The bill was officially passed on July 1. However, Palo Alto Unified School District did not announce how it would approach this bill until four days before the deadline to officially change last year’s grades. 

“I think it is ridiculous that this deadline was [announced] before many schools even started,” Cernobori said.

According to Cernobori, this bill was passed by the state of California to allow students to remain academically eligible during their admissions process despite the challenged presented by this past year of a pandemic.

“In a way, this is a little gift for them [students who academically struggled] given the pandemic and how hard it has been on folks,” Cernobori said. 

As the bill states, by replacing a letter grade with a Pass/No Pass credit, student GPAs increase as a result of their barely-passing or failing grade being converted to a credit. While this may seem like the ideal scenario, the ‘P’ or ‘NP’ can work against them in college admissions offices, junior Pehla Durosinimi said.

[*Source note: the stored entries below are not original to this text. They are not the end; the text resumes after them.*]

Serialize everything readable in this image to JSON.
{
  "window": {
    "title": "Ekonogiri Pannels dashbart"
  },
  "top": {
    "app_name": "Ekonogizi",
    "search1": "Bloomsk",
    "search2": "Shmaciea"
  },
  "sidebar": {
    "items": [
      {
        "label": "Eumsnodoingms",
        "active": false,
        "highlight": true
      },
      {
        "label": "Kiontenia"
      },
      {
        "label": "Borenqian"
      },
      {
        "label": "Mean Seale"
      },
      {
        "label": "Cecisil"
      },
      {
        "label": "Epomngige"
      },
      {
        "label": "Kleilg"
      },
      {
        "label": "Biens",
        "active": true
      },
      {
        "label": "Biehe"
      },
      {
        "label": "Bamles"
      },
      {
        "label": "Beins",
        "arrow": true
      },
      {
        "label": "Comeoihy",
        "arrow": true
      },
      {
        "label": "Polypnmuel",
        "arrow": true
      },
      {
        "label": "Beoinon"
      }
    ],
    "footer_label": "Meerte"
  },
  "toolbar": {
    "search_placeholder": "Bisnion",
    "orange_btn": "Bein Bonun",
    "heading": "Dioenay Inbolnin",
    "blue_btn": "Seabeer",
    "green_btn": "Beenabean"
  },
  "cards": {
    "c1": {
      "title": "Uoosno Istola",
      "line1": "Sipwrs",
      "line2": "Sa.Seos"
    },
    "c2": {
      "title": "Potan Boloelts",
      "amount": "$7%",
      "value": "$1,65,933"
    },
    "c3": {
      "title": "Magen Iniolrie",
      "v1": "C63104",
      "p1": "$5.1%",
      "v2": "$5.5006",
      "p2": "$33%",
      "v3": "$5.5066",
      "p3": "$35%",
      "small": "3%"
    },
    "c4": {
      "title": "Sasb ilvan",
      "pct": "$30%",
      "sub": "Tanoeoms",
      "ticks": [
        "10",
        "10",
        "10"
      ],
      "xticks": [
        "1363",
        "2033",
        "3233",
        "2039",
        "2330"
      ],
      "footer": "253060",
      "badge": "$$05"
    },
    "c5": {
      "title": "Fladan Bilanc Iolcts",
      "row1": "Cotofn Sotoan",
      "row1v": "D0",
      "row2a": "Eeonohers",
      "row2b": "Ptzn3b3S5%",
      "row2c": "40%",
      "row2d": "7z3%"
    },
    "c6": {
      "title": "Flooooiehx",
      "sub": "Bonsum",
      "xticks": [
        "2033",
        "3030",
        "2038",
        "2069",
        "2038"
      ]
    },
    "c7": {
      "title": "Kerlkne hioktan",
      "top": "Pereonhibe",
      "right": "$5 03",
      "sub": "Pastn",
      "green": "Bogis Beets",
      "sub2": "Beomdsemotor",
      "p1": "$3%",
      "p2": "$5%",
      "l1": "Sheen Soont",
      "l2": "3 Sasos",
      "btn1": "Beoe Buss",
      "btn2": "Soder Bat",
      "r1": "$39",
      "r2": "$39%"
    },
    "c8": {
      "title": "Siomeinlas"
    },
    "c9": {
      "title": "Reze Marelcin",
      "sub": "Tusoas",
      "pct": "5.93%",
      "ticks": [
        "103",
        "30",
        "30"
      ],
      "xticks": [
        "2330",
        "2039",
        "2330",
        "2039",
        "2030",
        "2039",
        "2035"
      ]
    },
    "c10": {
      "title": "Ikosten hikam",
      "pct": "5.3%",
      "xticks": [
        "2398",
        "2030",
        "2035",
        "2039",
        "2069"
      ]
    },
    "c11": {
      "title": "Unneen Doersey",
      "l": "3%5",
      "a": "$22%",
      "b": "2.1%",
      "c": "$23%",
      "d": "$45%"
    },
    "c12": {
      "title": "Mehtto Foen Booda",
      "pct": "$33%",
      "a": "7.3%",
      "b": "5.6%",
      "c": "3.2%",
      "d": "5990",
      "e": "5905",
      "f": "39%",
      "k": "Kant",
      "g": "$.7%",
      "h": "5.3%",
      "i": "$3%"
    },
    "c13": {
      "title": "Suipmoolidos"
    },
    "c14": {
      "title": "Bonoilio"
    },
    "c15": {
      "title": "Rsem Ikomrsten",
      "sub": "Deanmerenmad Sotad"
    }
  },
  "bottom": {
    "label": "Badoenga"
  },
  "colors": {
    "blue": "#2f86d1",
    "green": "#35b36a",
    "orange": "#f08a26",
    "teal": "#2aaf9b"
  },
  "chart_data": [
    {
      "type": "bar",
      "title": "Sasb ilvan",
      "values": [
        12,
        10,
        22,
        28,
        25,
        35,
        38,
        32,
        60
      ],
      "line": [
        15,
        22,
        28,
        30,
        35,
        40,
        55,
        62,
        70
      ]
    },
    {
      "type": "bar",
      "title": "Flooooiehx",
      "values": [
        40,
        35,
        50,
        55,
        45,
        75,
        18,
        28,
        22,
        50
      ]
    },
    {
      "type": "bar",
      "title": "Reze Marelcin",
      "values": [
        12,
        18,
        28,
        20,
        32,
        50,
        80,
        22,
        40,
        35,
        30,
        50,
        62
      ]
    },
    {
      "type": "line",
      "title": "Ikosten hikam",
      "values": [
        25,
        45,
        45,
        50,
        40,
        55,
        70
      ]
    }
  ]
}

“Most likely they [college admissions offices] would think I got a bad grade,” Durosinimi said. 

Education Code Section 49066.5(b) says that any student who replaces a letter grade with a credit is legally protected from any prejudice held by The California State University admissions offices. When a CSU college sees a No Pass credit they can not assume the student received a ‘D’ grade in that class.

Cernobori said that when a ‘P’ is seen on a transcript, oftentimes the assumption that the student got a ‘D’ in the class is made. Cernobori said that, despite this bill and education code, this bias will still remain among many University of California, out-of-state public colleges, and private colleges. 

“Even if you got a B and you change it to a P, they [colleges] are probably going to assume you did not pass with a C or higher, or you wouldn’t be changing your grade,” Cernobori said.

The University of California system announced that they will accept Pass/No Pass credits, but there is no guarantee that they will withhold any prejudice when seeing a Pass/No Pass on a student transcript. 

“The way that the bill is written, it looks like you can change any grade; A, B, C, D, to a pass, and I don’t actually recommend it,” Cernobori said, “Those are passing grades.”